The character Ruby in this discussion is designated Ru. Since the genetics of seed coat color in Pisum is very imperfectly understood and there are many color relations to be worked out, the symbols Ru (Ruby) and ru (non-ruby) are to be regarded as tentative. On this basis the factors of the Ruby strain used in these experiments are indicated by Ru F, the gray seed coat strains as ru f. In the absence of Ru the seed coats are gray. All strains carried the same flower pigment factors. The relation of Ruby to white flower and colorless seed-coat races is unknown, though presumably Ru expresses itself only when the flower pigment factors are present, since this is true of all but one of the previously investigated seed coat colors in Pisum.

Table I, giving the F2 ratios indicates that Ru and F are independently inherited. In cross III of the table, the observed numbers give a very close approximation to a typical 9:3:3:1 ratio. In the other crosses the discrepancies have already been discussed.
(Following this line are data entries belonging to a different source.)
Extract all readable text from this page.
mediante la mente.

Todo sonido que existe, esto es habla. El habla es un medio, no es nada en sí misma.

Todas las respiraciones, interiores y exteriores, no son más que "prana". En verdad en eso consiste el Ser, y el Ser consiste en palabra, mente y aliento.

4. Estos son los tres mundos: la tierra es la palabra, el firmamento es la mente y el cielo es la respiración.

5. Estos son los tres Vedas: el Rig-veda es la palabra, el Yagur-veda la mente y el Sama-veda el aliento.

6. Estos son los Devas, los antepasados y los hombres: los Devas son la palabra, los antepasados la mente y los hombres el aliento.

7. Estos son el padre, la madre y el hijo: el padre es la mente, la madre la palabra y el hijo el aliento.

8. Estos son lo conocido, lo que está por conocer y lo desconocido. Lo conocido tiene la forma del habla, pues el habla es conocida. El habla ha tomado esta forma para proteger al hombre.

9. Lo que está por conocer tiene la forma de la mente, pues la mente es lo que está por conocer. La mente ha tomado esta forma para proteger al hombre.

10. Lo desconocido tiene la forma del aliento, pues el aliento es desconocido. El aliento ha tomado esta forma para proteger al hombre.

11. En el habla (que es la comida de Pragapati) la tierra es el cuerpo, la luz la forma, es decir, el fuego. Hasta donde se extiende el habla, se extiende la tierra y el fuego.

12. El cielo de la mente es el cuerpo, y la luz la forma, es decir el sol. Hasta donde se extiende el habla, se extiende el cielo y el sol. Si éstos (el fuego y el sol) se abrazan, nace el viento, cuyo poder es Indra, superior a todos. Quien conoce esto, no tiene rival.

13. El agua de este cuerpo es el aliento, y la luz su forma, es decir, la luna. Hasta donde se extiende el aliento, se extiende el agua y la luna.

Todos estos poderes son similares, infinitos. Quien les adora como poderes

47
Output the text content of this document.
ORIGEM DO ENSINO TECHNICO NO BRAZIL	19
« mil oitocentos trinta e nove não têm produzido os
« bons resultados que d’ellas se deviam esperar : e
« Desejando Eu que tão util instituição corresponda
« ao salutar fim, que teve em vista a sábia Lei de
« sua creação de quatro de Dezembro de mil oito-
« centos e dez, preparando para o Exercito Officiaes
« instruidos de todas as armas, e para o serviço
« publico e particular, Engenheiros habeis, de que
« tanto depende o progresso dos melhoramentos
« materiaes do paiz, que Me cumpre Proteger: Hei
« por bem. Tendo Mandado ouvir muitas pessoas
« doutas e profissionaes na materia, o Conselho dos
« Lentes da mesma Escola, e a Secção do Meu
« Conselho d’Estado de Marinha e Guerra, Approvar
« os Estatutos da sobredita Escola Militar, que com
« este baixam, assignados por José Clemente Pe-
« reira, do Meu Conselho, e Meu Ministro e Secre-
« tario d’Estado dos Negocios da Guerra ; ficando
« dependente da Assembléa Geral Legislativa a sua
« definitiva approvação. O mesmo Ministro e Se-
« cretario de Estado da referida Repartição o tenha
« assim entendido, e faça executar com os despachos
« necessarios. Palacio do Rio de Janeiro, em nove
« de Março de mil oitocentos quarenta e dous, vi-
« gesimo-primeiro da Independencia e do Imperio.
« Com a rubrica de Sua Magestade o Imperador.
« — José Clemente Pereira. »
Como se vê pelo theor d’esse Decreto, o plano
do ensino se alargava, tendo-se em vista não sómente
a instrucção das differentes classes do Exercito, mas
TABLE I-Segregation of Ruby=gray, Specked=Non Specked in F2

The most interesting aspect of the Ruby character is its more or less dominant expression in the immature Ru ru seeds and its practically recessive condition in the mature Ru ru seeds. The expression of Gc (Gray seed coat color) in the mature seeds of the combination Ru ru is probably epistatic, since only at maturity does Gc express itself.

Summary

Ruby, a seed coat color of Pisum, appears to be independent in inheritance from specking (F).
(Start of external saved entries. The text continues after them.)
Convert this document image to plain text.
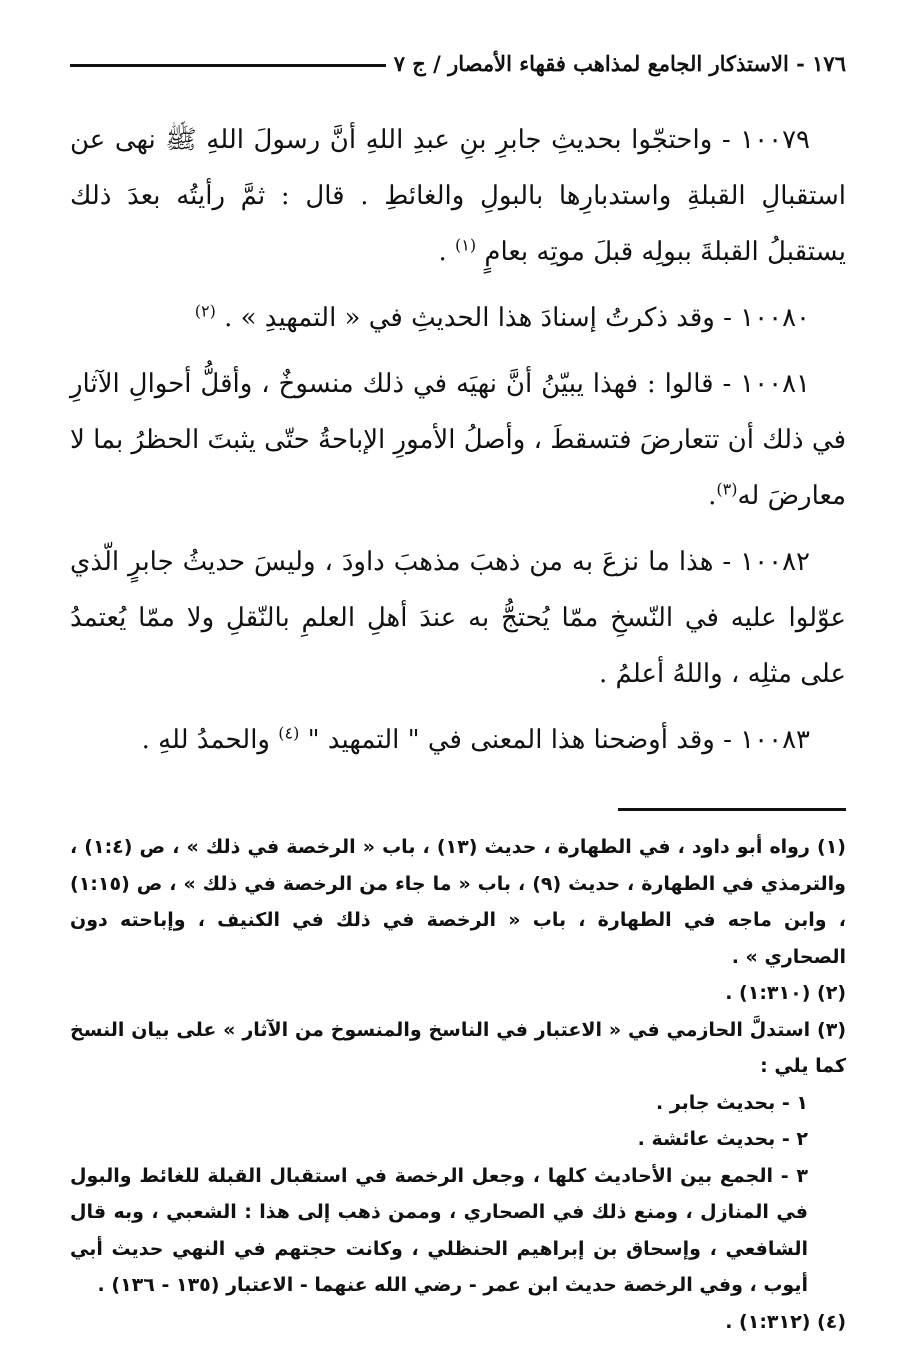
١٧٦ - الاستذكار الجامع لمذاهب فقهاء الأمصار / ج ٧

١٠٠٧٩ - واحتجّوا بحديثِ جابرِ بنِ عبدِ اللهِ أنَّ رسولَ اللهِ ﷺ نهى عن استقبالِ القبلةِ واستدبارِها بالبولِ والغائطِ . قال : ثمَّ رأيتُه بعدَ ذلك يستقبلُ القبلةَ ببولِه قبلَ موتِه بعامٍ $^{(١)}$ .

١٠٠٨٠ - وقد ذكرتُ إسنادَ هذا الحديثِ في « التمهيدِ » . $^{(٢)}$

١٠٠٨١ - قالوا : فهذا يبيّنُ أنَّ نهيَه في ذلك منسوخٌ ، وأقلُّ أحوالِ الآثارِ في ذلك أن تتعارضَ فتسقطَ ، وأصلُ الأمورِ الإباحةُ حتّى يثبتَ الحظرُ بما لا معارضَ له$^{(٣)}$.

١٠٠٨٢ - هذا ما نزعَ به من ذهبَ مذهبَ داودَ ، وليسَ حديثُ جابرٍ الّذي عوّلوا عليه في النّسخِ ممّا يُحتجُّ به عندَ أهلِ العلمِ بالنّقلِ ولا ممّا يُعتمدُ على مثلِه ، واللهُ أعلمُ .

١٠٠٨٣ - وقد أوضحنا هذا المعنى في " التمهيد " $^{(٤)}$ والحمدُ للهِ .

(١) رواه أبو داود ، في الطهارة ، حديث (١٣) ، باب « الرخصة في ذلك » ، ص (١:٤) ، والترمذي في الطهارة ، حديث (٩) ، باب « ما جاء من الرخصة في ذلك » ، ص (١:١٥) ، وابن ماجه في الطهارة ، باب « الرخصة في ذلك في الكنيف ، وإباحته دون الصحاري » .

(٢) (١:٣١٠) .

(٣) استدلَّ الحازمي في « الاعتبار في الناسخ والمنسوخ من الآثار » على بيان النسخ كما يلي :

١ - بحديث جابر .

٢ - بحديث عائشة .

٣ - الجمع بين الأحاديث كلها ، وجعل الرخصة في استقبال القبلة للغائط والبول في المنازل ، ومنع ذلك في الصحاري ، وممن ذهب إلى هذا : الشعبي ، وبه قال الشافعي ، وإسحاق بن إبراهيم الحنظلي ، وكانت حجتهم في النهي حديث أبي أيوب ، وفي الرخصة حديث ابن عمر - رضي الله عنهما - الاعتبار (١٣٥ - ١٣٦) .

(٤) (١:٣١٢) .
Ruby is tentatively designated Ru, its allelomorph ru.

Ru is dominant in the F1 during the immature stages of seed development, but segregates as a "recessive" in the mature seed coats of the F2.

The ruby seed coat color, being visible in the immature seed coats, and masked by the later appearance of the gray character, gives the appearance of a reversal of dominance. The masking of Ruby in mature Ru ru seeds by Gc may possibly be interpreted as epistasis on the part of Gc.

Literature Cited

  1. SVERDRUP, ASLAUG. 1927. Linkage and independent inheritance in Pisum sativum. Journ. of Gen. 17:191-251.
  2. TSCHERMAK, E. VON. 1912. Bastardierungsversuche an Levkojen, Erbsen und Bohnen mit Rücksicht auf die Faktorenlehre, Zeitschr. f. indukt. Abstamm. und Vererbungslehre 7:80-234.
  3. WELLENSIEK, S. J. 1925. Genetic Monograph on Pisum. Bibliogr. Genetica 2:343-476.
  4. WELLENSIEK, S. J. 1928. Pisum Crosses III. Genetica 11:225-256.
  5. WHITE, O. E. 1917. Studies of Inheritance in Pisum. II. The Present State of Knowledge of Heredity and Variation in Peas. Proceed. Amer. Phil. Soc. 56:487-588.